Ceremonics concerns the particular ways in which psychopolitics take shape in the realm of public and collective performativity. For collective feelings, which are psychopolitical rather than psychological because they are always contending with each other, are not expressed, but performed. Communications media are now overwhelmingly the ways in which collective feelings are acted out, or, in Sartre’s usage, ‘existed’: given shape, duration, salience and intelligibility. What actual people feel are of negligible interest and importance compared with these symbolic economies of referred feeling, quasifeeling (feelings we are informed that other people have), metafeeling (feelings about what feelings should be had) and feeling-feedback (reported feelings about the reported feelings of others) that are the principal business of communications media. This psychopolitical co-agitation is stochastic but not chaotic, for the realm of communications media has assimilated the functions previously associated with social ritual and ceremony, the liturgical calendar yielding place to the excitatory-tranquilising spasmodics of crisis and oblivion in the news cycle. The crowd-sourced feelings of communications take over the role performed by collective religious belief, but jettisoning the sluggish impediments of actual religious doctrines, to allow for the formation of faith operations set free from credenda.
None of this is new, not even the news of this. In Lyotard’s words from the beginning of The Differend, ‘the rule is that what happens can happen only if … it has already happened’. Lyotard articulates this rule in order to suggest that there might be some ‘ultimate resistance that the event can oppose to the accountable’ (xvi), but there isn’t. This is not because we live in an administered world, or because of the ills of capitalism, or colonialism, or big tech companies, nor is it because we have slipped into the matrix of simulations. It is because we can only live, and only ever have lived, in recognition. We must have objects of attention, and an object, as A.N. Whitehead realises, is merely something of which we can say ‘that again’. A cartoon that appeared during the pandemic has one glum character remarking to another ‘I am looking forward to living in precedented times’. But as the joke makes clear, all times, especially those said to be times of crisis, are precedented. The law of precessive emergence, that there is no first time for happening, operates in every conceivable register: in birthday parties, hairstyles, styles of rage and despair, leave-takings and salutations – during the pandemic people enjoyed beginning emails with the phrase ‘I hope you are safe and well in these strange times’ – obsessions, funerals, declarations of love and war, and famous last words, working practices, programmes of reform and revenge, rescues, romances, revolutions. Because nothing happens for the first time, because projects are prejects, and we are forced to live out our lives in and as amateur dramatics, performances, prescriptions, and anticipatory recognitions, that ritual life is also phantasmal. Unless it is because it is only possible for humans to live in phantasm that nothing can happen for the first time. Seriousness consists in the attempt to rescue tragedy from farce, the first time from the second time round that is always midwife to it.

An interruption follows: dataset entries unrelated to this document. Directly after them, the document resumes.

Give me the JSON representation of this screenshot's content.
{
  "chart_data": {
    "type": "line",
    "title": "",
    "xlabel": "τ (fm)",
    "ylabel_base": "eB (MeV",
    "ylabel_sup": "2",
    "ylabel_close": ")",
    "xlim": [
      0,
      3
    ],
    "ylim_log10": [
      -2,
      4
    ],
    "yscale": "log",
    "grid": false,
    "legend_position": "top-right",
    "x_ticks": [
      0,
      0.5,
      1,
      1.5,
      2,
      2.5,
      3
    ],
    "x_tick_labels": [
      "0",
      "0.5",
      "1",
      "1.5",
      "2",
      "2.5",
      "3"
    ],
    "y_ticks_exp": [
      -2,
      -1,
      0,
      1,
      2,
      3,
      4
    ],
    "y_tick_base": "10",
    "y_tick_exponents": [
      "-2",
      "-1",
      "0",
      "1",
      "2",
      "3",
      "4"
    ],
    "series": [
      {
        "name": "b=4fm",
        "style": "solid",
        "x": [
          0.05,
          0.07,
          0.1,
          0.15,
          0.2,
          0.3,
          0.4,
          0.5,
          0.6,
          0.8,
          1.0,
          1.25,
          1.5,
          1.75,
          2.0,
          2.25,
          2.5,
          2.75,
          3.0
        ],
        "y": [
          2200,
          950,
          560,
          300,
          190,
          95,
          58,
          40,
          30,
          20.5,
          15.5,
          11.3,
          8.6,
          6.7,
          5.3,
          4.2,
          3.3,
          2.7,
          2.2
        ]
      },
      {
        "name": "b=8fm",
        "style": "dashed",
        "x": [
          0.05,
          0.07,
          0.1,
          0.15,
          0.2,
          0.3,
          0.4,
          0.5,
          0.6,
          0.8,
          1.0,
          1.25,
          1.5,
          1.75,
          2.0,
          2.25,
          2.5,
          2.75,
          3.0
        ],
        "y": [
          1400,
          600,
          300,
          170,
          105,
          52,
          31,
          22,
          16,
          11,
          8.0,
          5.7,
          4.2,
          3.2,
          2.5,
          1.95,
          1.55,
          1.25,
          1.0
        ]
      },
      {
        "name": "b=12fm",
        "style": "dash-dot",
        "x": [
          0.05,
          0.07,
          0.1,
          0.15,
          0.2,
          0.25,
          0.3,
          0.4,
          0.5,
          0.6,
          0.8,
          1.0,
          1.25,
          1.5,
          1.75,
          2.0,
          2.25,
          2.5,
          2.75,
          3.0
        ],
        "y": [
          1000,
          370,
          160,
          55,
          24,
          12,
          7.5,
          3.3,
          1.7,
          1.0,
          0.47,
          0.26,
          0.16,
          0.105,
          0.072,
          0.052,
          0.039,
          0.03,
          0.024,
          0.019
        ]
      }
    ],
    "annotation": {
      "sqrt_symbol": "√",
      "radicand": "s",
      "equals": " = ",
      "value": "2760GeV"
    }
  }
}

Ceremonics concerns the forms of collective observance that script and style psychopolitical impulses and orientations, the collective effervescence which Durkheim made out in physical aggregations being accelerated and diversified in forms of clustering-through-communication. The first book of Ceremonics, Giving Way (2019) concerns the social rhetorics of abstitution, for example in withdrawal, recantation, retirement, apology. The second, A History of Asking (2021) examines petitionary rhetorics, such as prayer, begging, wooing, suing and demand. The third book (so far) of the Ceremonics sequence, Styles of Seriousness, examines the import and comportment of different modes of importance, including the operations of admonition, zeal, respect and regret. Further volumes may concern Contumelics, on the rhetorics of insult, ridicule and offence, Lamentations, on the stylistics of suffering and sorrow, and, developing the arguments of the later chapters of The Madness of Knowledge, Perignostics, on the rituals and routines of knowledge behaviour.